Lesioni cartilaginee (condropatia)

Lesioni cartilaginee (condropatia)

Ripetizione di movimenti o traumi veri e propri possono dare origine a delle lesioni di tipo cartilagineo. Un’erosione della cartilagine, più o meno profonda, viene chiamata in ambito medico condropatia e provoca uno scorrimento non fisiologico, e quindi alterato, dei due capi ossei.
Questo sfregamento si traduce in dolore, gonfiore e difficoltà al movimento. Il medico curante per valutare il danno e quantificare la lesione si avvarrà di una RMN. Le condropatie si possono classificare in quattro diversi stadi di gravità dando così origine a diversi approcci clinici e riabilitativi:

  • grado 1 - lesione superficiale
  • grado 2 - lesione estesa fino a <50% dello spessore della cartilagine
  • grado 3 - lesione > 50%
  • grado 4 - lesione completa della cartilagine con danno dell’osso sottostante (lesione osteocondrale)


Per le lesioni più lievi è indicato il trattamento di tipo conservativo, quindi non chirurgico, mentre per i casi più severi l’indicazione è chirurgica.
Lo scopo del percorso riabilitativo è quello di interrompere l'aumento progressivo dell'attrito dei due monconi che portano alla degenerazione dell'articolazione. Il programma riabilitativo dovrà quindi essere studiato e personalizzato a seconda della lesione e della sua gravità.

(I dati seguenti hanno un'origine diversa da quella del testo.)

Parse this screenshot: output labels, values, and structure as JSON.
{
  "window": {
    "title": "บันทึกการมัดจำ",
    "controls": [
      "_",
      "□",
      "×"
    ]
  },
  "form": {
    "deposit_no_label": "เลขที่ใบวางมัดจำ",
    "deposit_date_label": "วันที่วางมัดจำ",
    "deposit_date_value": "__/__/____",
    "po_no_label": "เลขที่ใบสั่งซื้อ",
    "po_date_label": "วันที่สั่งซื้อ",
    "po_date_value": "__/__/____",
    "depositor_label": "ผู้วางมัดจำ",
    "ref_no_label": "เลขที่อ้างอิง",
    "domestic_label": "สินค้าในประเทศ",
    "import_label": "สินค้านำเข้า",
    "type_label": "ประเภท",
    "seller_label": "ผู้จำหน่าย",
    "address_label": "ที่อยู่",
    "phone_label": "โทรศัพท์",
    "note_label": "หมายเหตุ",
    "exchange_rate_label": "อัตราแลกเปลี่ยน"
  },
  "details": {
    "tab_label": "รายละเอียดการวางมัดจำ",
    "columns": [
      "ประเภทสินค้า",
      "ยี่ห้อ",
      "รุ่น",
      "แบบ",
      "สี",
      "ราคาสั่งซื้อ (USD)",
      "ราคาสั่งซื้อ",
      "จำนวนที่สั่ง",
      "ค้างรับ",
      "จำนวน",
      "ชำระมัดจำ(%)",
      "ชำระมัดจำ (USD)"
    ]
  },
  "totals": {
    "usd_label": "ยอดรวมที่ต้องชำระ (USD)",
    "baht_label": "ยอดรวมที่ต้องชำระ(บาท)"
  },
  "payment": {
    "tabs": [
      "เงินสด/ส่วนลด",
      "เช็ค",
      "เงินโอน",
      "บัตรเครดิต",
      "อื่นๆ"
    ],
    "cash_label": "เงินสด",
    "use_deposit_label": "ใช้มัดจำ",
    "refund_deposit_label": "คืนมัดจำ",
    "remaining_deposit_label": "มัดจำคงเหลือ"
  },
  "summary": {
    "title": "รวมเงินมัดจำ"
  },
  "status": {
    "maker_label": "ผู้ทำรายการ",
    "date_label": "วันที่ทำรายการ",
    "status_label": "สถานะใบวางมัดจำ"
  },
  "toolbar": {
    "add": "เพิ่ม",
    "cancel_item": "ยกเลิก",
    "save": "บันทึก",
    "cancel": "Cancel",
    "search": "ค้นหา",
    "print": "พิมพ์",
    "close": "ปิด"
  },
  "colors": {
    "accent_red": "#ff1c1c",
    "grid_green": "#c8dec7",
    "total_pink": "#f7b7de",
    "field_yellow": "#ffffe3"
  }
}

I soggetti più a rischio sono i pazienti affetti da alterato allineamento dello scheletro (per esempio il varismo o il valgismo), sindrome femoro rotulea, obesità, età, patologie autoimmuni (es. l'artrite reumatoide), esiti di  meniscectomia, lassità dei crociati, postumi di fratture articolari. Le persone sedentarie sono più colpite e rispetto a chi pratica regolarmente sport, in quanto la mancanza di carico minimizza la vascolarizzazione del tessuto. Anche chi durante la giornata lavorativa movimenta carichi importanti, stressa maggiormente la cartilagine e quindi questa tenderà a consumarsi precocemente. La sintomatologia non è direttamente proporzionale all’entità della lesione. Il dolore insorge durante il movimento, soprattutto nei movimenti di flessione del ginocchio sotto carico,  come nell’accovacciarsi. Il dolore regredisce a riposo. Spesso l'unico sintomo che il paziente lamenta è il gonfiore dato da un versamento intrarticolare. Il paziente cedimenti e crepitii durante l’appoggio.